Jack Johnson
Son 4 yılda elde ettiği tüm konser gelirlerini hayır işlerine özellikle de doğa ve doğa koruyucu insanlar için harcayan, asıl mesleği sörfçü olan Jack Johnson sonunda bu ay itibari ile son albümünü çıkarttı, diğer albümlerinden pek de farkı olmayan buram buram yaz kokan, tam bir yolculuk albümü: To the sea!
Adında tahrik unsuru olmasının yanı sıra ruhu sakinleştirici ve aynı zamanda verdiği farklı enerji ile içinizin kıpır kıpır etmesine sebep olan özelliği olan bu albüm de gücünü önceki albümler gibi doğallığından alıyor.
Albüm dinlenirken kimi insan mest olurken kimi insanın sıkıntıdan patladığına şahit olmadım dersem yalan olur. Baktığınız zaman ortaya çıkan 5 albüm ve ilk etapta birbirinden ayırmada güçlük çektiğimiz yaklaşık 60 şarkı.. az biraz dinledikten sonra ise keşfedilen ayrı tatlar..
Tüm albümlerinde olduğu gibi sanki birileri melodileri, sözleri kulağınıza fısıldıyormuş ve biriyle dertleşiyormuş hissiyatı yaratıyor yine.
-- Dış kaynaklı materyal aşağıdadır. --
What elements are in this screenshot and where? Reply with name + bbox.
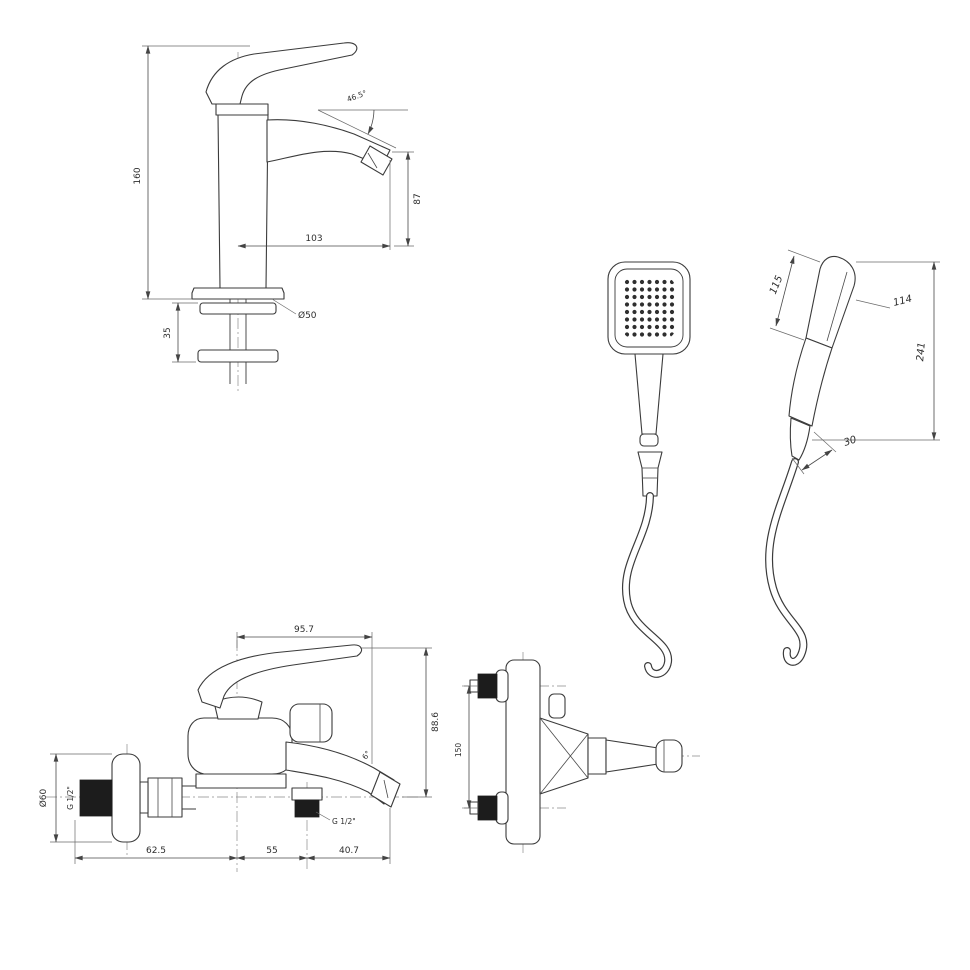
- shower-head-faceplate: [614, 268, 684, 348]
- label-mixer-outlet-thread-group: G 1/2": [315, 811, 356, 826]
- shower-hose: [621, 492, 673, 678]
- mixer-flange: [111, 753, 141, 843]
- dim-shower-head-length-group: 114: [855, 294, 913, 309]
- dim-mixer-top-width: 95.7: [294, 625, 314, 635]
- mixer-diverter-knob: [289, 703, 333, 743]
- dim-shower-head-length: 114: [892, 294, 913, 309]
- dim-mixer-height: 88.6: [431, 712, 441, 732]
- mixer-front-spout-cap: [655, 739, 683, 773]
- dim-shower-face-length: 115: [768, 274, 785, 296]
- mixer-wall-connection: [79, 753, 196, 843]
- dim-basin-reach: 103: [305, 234, 322, 244]
- basin-handle: [205, 42, 358, 105]
- basin-body: [217, 113, 269, 289]
- dim-mixer-flange-dia: Ø60: [38, 788, 49, 807]
- bath-mixer-side-view: 95.7 88.6 Ø60 G 1/2" G 1/2" 6°: [38, 625, 441, 872]
- dim-basin-base-dia: Ø50: [298, 310, 317, 321]
- dim-basin-spout-height-group: 87: [392, 151, 423, 247]
- shower-spray-nozzles: [623, 278, 675, 338]
- dim-shower-total-length-group: 241: [812, 261, 940, 441]
- dim-mixer-height-group: 88.6: [360, 647, 441, 798]
- basin-aerator: [360, 145, 393, 176]
- mixer-front-body: [539, 717, 589, 795]
- mixer-front-neck: [587, 737, 607, 775]
- dim-mixer-seg-mid: 55: [266, 846, 277, 856]
- shower-side-faceplate-line: [826, 271, 848, 342]
- basin-neck: [215, 103, 269, 116]
- bath-mixer-front-view: 150: [454, 652, 700, 854]
- dim-shower-total-length: 241: [915, 342, 928, 362]
- dim-shower-head-depth: 30: [843, 434, 859, 448]
- shower-side-head: [805, 255, 856, 349]
- dim-mixer-seg-left: 62.5: [146, 846, 166, 856]
- basin-faucet-view: 160 103 87 46.5° Ø50: [133, 42, 423, 392]
- mixer-body-lower: [195, 773, 287, 789]
- mixer-front-body-plate: [505, 659, 541, 845]
- label-mixer-outlet-thread: G 1/2": [332, 817, 356, 826]
- mixer-outlet-thread: [294, 799, 320, 818]
- dim-shower-head-depth-group: 30: [791, 431, 859, 475]
- dim-mixer-flange-dia-group: Ø60: [38, 753, 112, 843]
- basin-base-flange: [191, 287, 285, 300]
- mixer-front-spout-cone: [605, 739, 659, 773]
- shower-hose-nut: [637, 451, 663, 497]
- shower-handle-end: [639, 433, 659, 447]
- dim-basin-spout-height: 87: [413, 193, 423, 204]
- hand-shower-side-view: 115 114 241 30: [765, 249, 940, 666]
- shower-side-handle: [788, 337, 833, 427]
- mixer-bottom-port: [291, 787, 323, 818]
- mixer-body: [187, 717, 293, 775]
- dim-basin-deck: 35: [163, 327, 173, 338]
- label-mixer-inlet-thread: G 1/2": [66, 786, 75, 810]
- mixer-handle: [197, 644, 363, 709]
- shower-handle: [634, 353, 664, 435]
- dim-basin-height-group: 160: [133, 45, 250, 300]
- mixer-spout: [285, 741, 395, 805]
- basin-shank-and-mounting: [197, 299, 279, 384]
- dim-basin-reach-group: 103: [237, 160, 391, 250]
- dim-mixer-spout-angle: 6°: [360, 749, 372, 761]
- dim-mixer-inlet-centers-group: 150: [454, 685, 478, 809]
- dim-basin-angle: 46.5°: [346, 88, 369, 104]
- dim-basin-base-dia-group: Ø50: [271, 298, 317, 321]
- dim-basin-height: 160: [133, 167, 143, 184]
- dim-mixer-seg-right: 40.7: [339, 846, 359, 856]
- dim-mixer-top-width-group: 95.7: [236, 625, 373, 764]
- mixer-front-handle: [548, 693, 566, 719]
- mixer-inlet-thread: [79, 779, 113, 817]
- dim-mixer-bottom-row-group: 62.5 55 40.7: [74, 808, 391, 864]
- dim-mixer-inlet-centers: 150: [454, 743, 463, 758]
- shower-side-connector: [789, 417, 811, 461]
- hand-shower-front-view: [607, 261, 691, 678]
- dim-basin-deck-group: 35: [163, 302, 198, 363]
- mixer-spout-tip: [370, 771, 401, 808]
- shower-side-hose: [765, 458, 808, 666]
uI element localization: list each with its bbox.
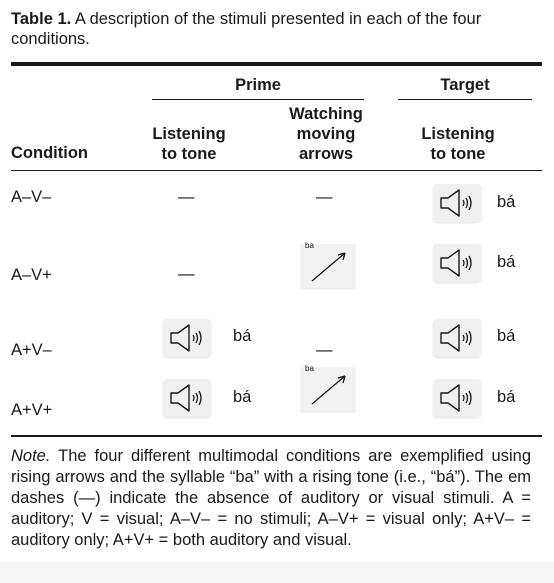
header-listening-prime-line1: Listening (152, 125, 226, 143)
arrow-syllable-label: ba (305, 364, 314, 373)
header-listening-target-line2: to tone (430, 145, 486, 163)
header-watching: Watching moving arrows (266, 104, 386, 164)
listening-syllable: bá (233, 327, 252, 345)
header-condition: Condition (11, 144, 88, 162)
listening-speaker-box (163, 379, 211, 417)
header-listening-prime: Listening to tone (130, 124, 248, 164)
header-watching-line1: Watching (289, 105, 363, 123)
watching-dash: — (316, 341, 333, 359)
note-text: The four different multimodal conditions… (11, 447, 531, 549)
header-listening-target: Listening to tone (399, 124, 517, 164)
target-syllable: bá (497, 193, 516, 211)
speaker-icon (170, 324, 202, 352)
watching-arrow-box: ba (301, 241, 355, 288)
listening-dash: — (178, 188, 195, 206)
target-speaker-box (433, 319, 481, 357)
speaker-icon (440, 189, 472, 217)
speaker-icon (440, 384, 472, 412)
speaker-icon (170, 384, 202, 412)
header-listening-prime-line2: to tone (161, 145, 217, 163)
target-syllable: bá (497, 253, 516, 271)
target-syllable: bá (497, 388, 516, 406)
arrow-syllable-label: ba (305, 241, 314, 250)
target-speaker-box (433, 184, 481, 222)
target-subrule (398, 99, 532, 100)
target-syllable: bá (497, 327, 516, 345)
caption-label: Table 1. (11, 10, 72, 28)
top-rule (11, 62, 542, 66)
watching-arrow-box: ba (301, 364, 355, 411)
listening-dash: — (178, 265, 195, 283)
row-condition: A+V– (11, 341, 52, 359)
header-prime: Prime (235, 76, 281, 94)
listening-syllable: bá (233, 388, 252, 406)
speaker-icon (440, 324, 472, 352)
header-watching-line2: moving (296, 125, 356, 143)
table-note: Note. The four different multimodal cond… (11, 446, 531, 551)
row-condition: A–V– (11, 188, 52, 206)
caption-text: A description of the stimuli presented i… (11, 10, 482, 48)
speaker-icon (440, 249, 472, 277)
listening-speaker-box (163, 319, 211, 357)
watching-dash: — (316, 188, 333, 206)
prime-subrule (152, 99, 364, 100)
target-speaker-box (433, 244, 481, 282)
header-rule (11, 170, 542, 171)
table-caption: Table 1. A description of the stimuli pr… (11, 9, 547, 49)
bottom-rule (11, 435, 542, 437)
header-listening-target-line1: Listening (421, 125, 495, 143)
rising-arrow-icon (311, 252, 346, 282)
row-condition: A–V+ (11, 266, 52, 284)
note-label: Note. (11, 447, 51, 465)
header-target: Target (440, 76, 490, 94)
header-watching-line3: arrows (298, 145, 354, 163)
target-speaker-box (433, 379, 481, 417)
rising-arrow-icon (311, 375, 346, 405)
page-bottom-band (0, 562, 554, 583)
row-condition: A+V+ (11, 401, 53, 419)
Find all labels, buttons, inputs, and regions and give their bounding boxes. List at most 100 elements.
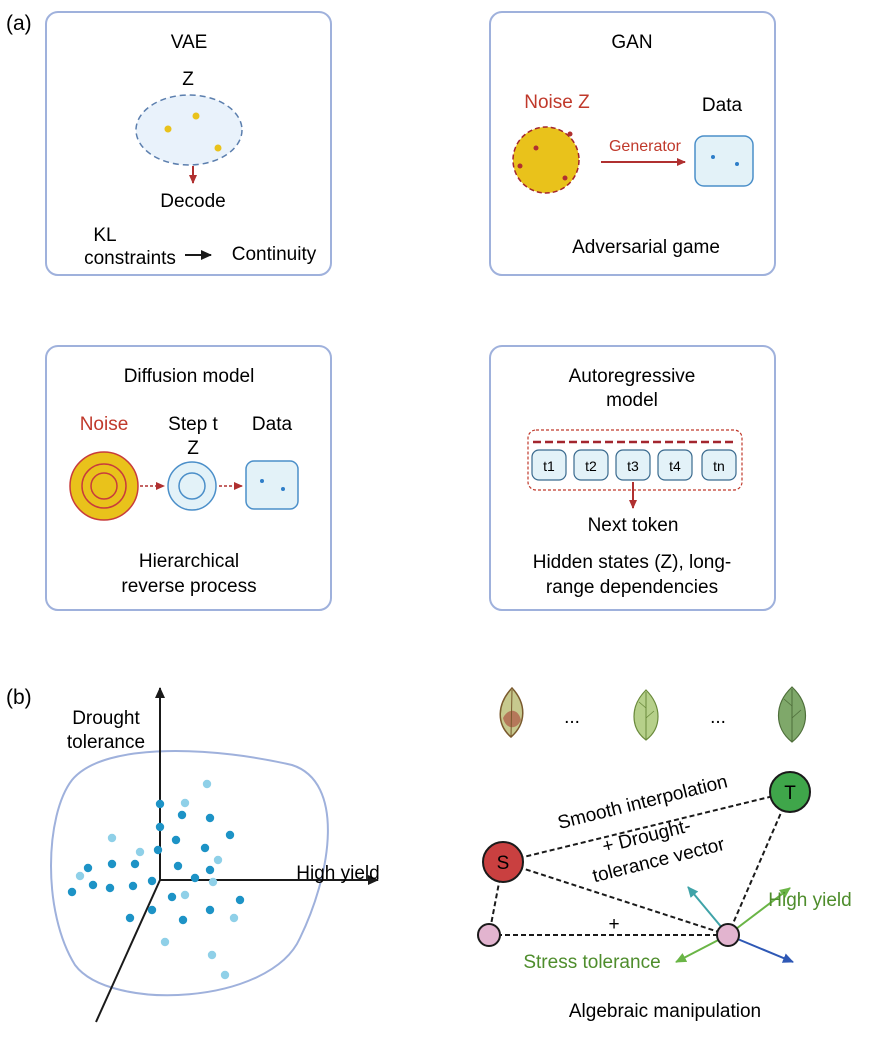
high-yield-label: High yield [768,890,851,911]
noise-point [533,145,539,151]
sample-point [171,835,181,845]
svg-text:t3: t3 [627,458,639,474]
sample-point [107,833,117,843]
sample-point [225,830,235,840]
data-point [711,155,715,159]
sample-point [202,779,212,789]
healthy-leaf-icon [633,689,659,741]
noise-point [562,175,568,181]
sample-point [173,861,183,871]
algebraic-caption: Algebraic manipulation [569,1001,761,1022]
smooth-interpolation-label: Smooth interpolation [556,771,730,834]
data-point [260,479,264,483]
sample-point [135,847,145,857]
ellipsis-1: ... [564,707,580,728]
latent-space-ellipse [135,94,243,166]
panel-a-label: (a) [6,12,32,35]
diffusion-caption-2: reverse process [121,576,256,597]
sample-point [205,905,215,915]
ar-title-1: Autoregressive [569,366,696,387]
sample-point [147,876,157,886]
vector-arithmetic-diagram: S T Smooth interpolation + Drought- tole… [477,771,852,1022]
ar-caption-2: range dependencies [546,577,718,598]
interpolation-line [502,791,791,863]
gan-caption: Adversarial game [572,237,720,258]
sample-point [130,859,140,869]
ellipsis-2: ... [710,707,726,728]
constraints-label: constraints [84,248,176,269]
svg-text:t2: t2 [585,458,597,474]
svg-text:tn: tn [713,458,725,474]
gan-noise-label: Noise Z [524,92,590,113]
kl-label: KL [93,225,116,246]
token-t4: t4 [657,449,693,481]
gan-data-box [694,135,754,187]
continuity-label: Continuity [232,244,317,265]
sample-point [178,915,188,925]
plus-label: + [608,914,619,935]
token-tn: tn [701,449,737,481]
sample-point [67,887,77,897]
high-yield-vector-arrow [727,887,791,936]
latent-point [164,125,172,133]
node-s: S [482,841,524,883]
sample-point [177,810,187,820]
diffusion-noise-label: Noise [80,414,129,435]
sample-point [180,890,190,900]
drought-tolerant-leaf-icon [778,686,806,743]
step-z-label: Z [187,438,199,459]
sample-points [67,779,245,980]
gan-box: GAN Noise Z Data Generator Adversarial g… [489,11,776,276]
sample-point [220,970,230,980]
noise-rings [69,451,139,521]
sample-point [229,913,239,923]
sample-point [75,871,85,881]
sample-point [200,843,210,853]
noise-point [567,131,573,137]
data-point [281,487,285,491]
vae-box: VAE Z Decode KL constraints Continuity [45,11,332,276]
sample-point [153,845,163,855]
sample-point [207,950,217,960]
diffusion-data-box [245,460,299,510]
svg-text:t1: t1 [543,458,555,474]
svg-text:t4: t4 [669,458,681,474]
sample-point [105,883,115,893]
trait-space-blob [50,750,329,997]
latent-point [192,112,200,120]
vae-latent-label: Z [182,69,194,90]
sample-point [160,937,170,947]
hidden-state-frame [527,429,743,491]
sample-point [208,877,218,887]
svg-text:T: T [784,783,796,804]
y-axis-label-2: tolerance [67,732,145,753]
diffusion-box: Diffusion model Noise Step t Z Data Hier… [45,345,332,611]
wilted-leaf-icon [499,686,524,738]
step-rings [167,461,217,511]
diffusion-title: Diffusion model [124,366,255,387]
sample-point [205,813,215,823]
node-t: T [769,771,811,813]
vae-title: VAE [171,32,208,53]
sample-point [235,895,245,905]
decode-label: Decode [160,191,226,212]
latent-point [214,144,222,152]
data-point [735,162,739,166]
token-t1: t1 [531,449,567,481]
sample-point [190,873,200,883]
sample-point [155,822,165,832]
noise-point [517,163,523,169]
t-to-result-line [727,791,791,936]
latent-space-plot: Drought tolerance High yield [50,687,380,1023]
sample-point [125,913,135,923]
ar-caption-1: Hidden states (Z), long- [533,552,732,573]
sample-point [155,799,165,809]
sample-point [128,881,138,891]
y-axis-label-1: Drought [72,708,140,729]
sample-point [107,859,117,869]
gan-data-label: Data [702,95,743,116]
token-t3: t3 [615,449,651,481]
svg-text:S: S [497,853,510,874]
z-axis [95,879,161,1023]
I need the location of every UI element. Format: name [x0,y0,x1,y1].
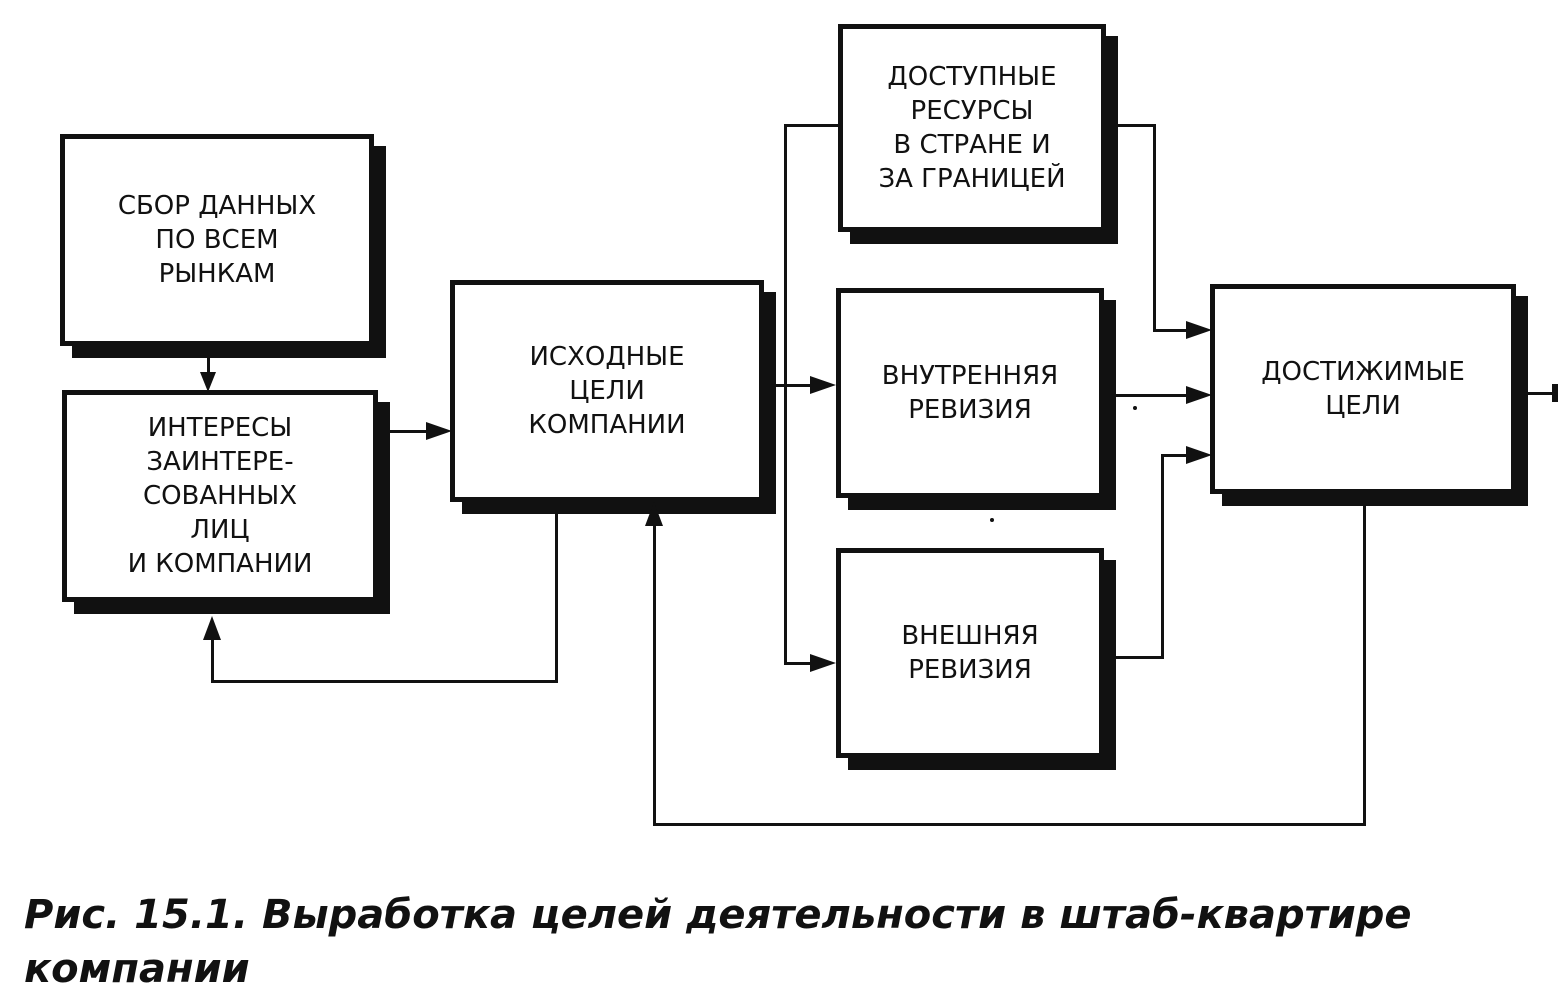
connector-external-vertical [1161,454,1164,659]
feedback-interests-vertical [211,638,214,683]
connector-achievable-out-tick [1552,384,1558,402]
arrowhead-external-to-achievable [1186,446,1212,464]
connector-resources-vertical [1153,124,1156,332]
connector-achievable-out [1528,392,1554,395]
box-external-audit: ВНЕШНЯЯ РЕВИЗИЯ [836,548,1104,758]
box-available-resources-label: ДОСТУПНЫЕ РЕСУРСЫ В СТРАНЕ И ЗА ГРАНИЦЕЙ [878,62,1066,194]
arrowhead-collection-to-interests [200,372,216,392]
connector-internal-out [1116,394,1188,397]
box-initial-goals-label: ИСХОДНЫЕ ЦЕЛИ КОМПАНИИ [528,342,686,440]
arrowhead-to-internal [810,376,836,394]
connector-to-external [784,662,812,665]
box-data-collection-label: СБОР ДАННЫХ ПО ВСЕМ РЫНКАМ [117,191,317,289]
arrowhead-feedback-to-interests [203,616,221,640]
box-achievable-goals-label: ДОСТИЖИМЫЕ ЦЕЛИ [1261,357,1465,421]
arrowhead-feedback-to-initial [645,502,663,526]
box-data-collection: СБОР ДАННЫХ ПО ВСЕМ РЫНКАМ [60,134,374,346]
figure-caption: Рис. 15.1. Выработка целей деятельности … [24,892,1412,992]
connector-collection-to-interests [207,358,210,374]
box-initial-goals: ИСХОДНЫЕ ЦЕЛИ КОМПАНИИ [450,280,764,502]
box-external-audit-label: ВНЕШНЯЯ РЕВИЗИЯ [901,621,1039,685]
feedback-goals-horizontal [211,680,558,683]
connector-resources-out [1116,124,1156,127]
connector-external-in [1161,454,1187,457]
box-internal-audit: ВНУТРЕННЯЯ РЕВИЗИЯ [836,288,1104,498]
feedback-bottom-horizontal [653,823,1366,826]
box-achievable-goals: ДОСТИЖИМЫЕ ЦЕЛИ [1210,284,1516,494]
arrowhead-resources-to-achievable [1186,321,1212,339]
flow-diagram: СБОР ДАННЫХ ПО ВСЕМ РЫНКАМ ИНТЕРЕСЫ ЗАИН… [60,24,1558,826]
arrowhead-to-external [810,654,836,672]
feedback-goals-vertical [555,502,558,682]
connector-interests-to-goals [390,430,428,433]
feedback-achievable-vertical [1363,506,1366,826]
connector-resources-in [1153,329,1187,332]
box-stakeholder-interests: ИНТЕРЕСЫ ЗАИНТЕРЕ- СОВАННЫХ ЛИЦ И КОМПАН… [62,390,378,602]
box-available-resources: ДОСТУПНЫЕ РЕСУРСЫ В СТРАНЕ И ЗА ГРАНИЦЕЙ [838,24,1106,232]
bus-left-vertical [784,124,787,664]
connector-to-internal [784,384,812,387]
box-stakeholder-interests-label: ИНТЕРЕСЫ ЗАИНТЕРЕ- СОВАННЫХ ЛИЦ И КОМПАН… [127,413,313,579]
scan-speck [990,518,994,522]
box-internal-audit-label: ВНУТРЕННЯЯ РЕВИЗИЯ [881,361,1059,425]
connector-goals-out [776,384,786,387]
connector-external-out [1116,656,1164,659]
feedback-initial-vertical [653,526,656,826]
connector-to-resources [784,124,840,127]
arrowhead-internal-to-achievable [1186,386,1212,404]
arrowhead-interests-to-goals [426,422,452,440]
scan-speck [1133,406,1137,410]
Bu son albümün adından da tahmin edebileceğiniz gibi her an duyabileceğiniz dalga ve doğa seslerinizin canınızı sıkmaması ve amacına uyması açısından kışın güneşsiz havalarda dinlenmesi tavsiye edilmiyor. Kış süresince özlememe rağmen şarkılarını azmedip dinlememe sebebim de bundandır.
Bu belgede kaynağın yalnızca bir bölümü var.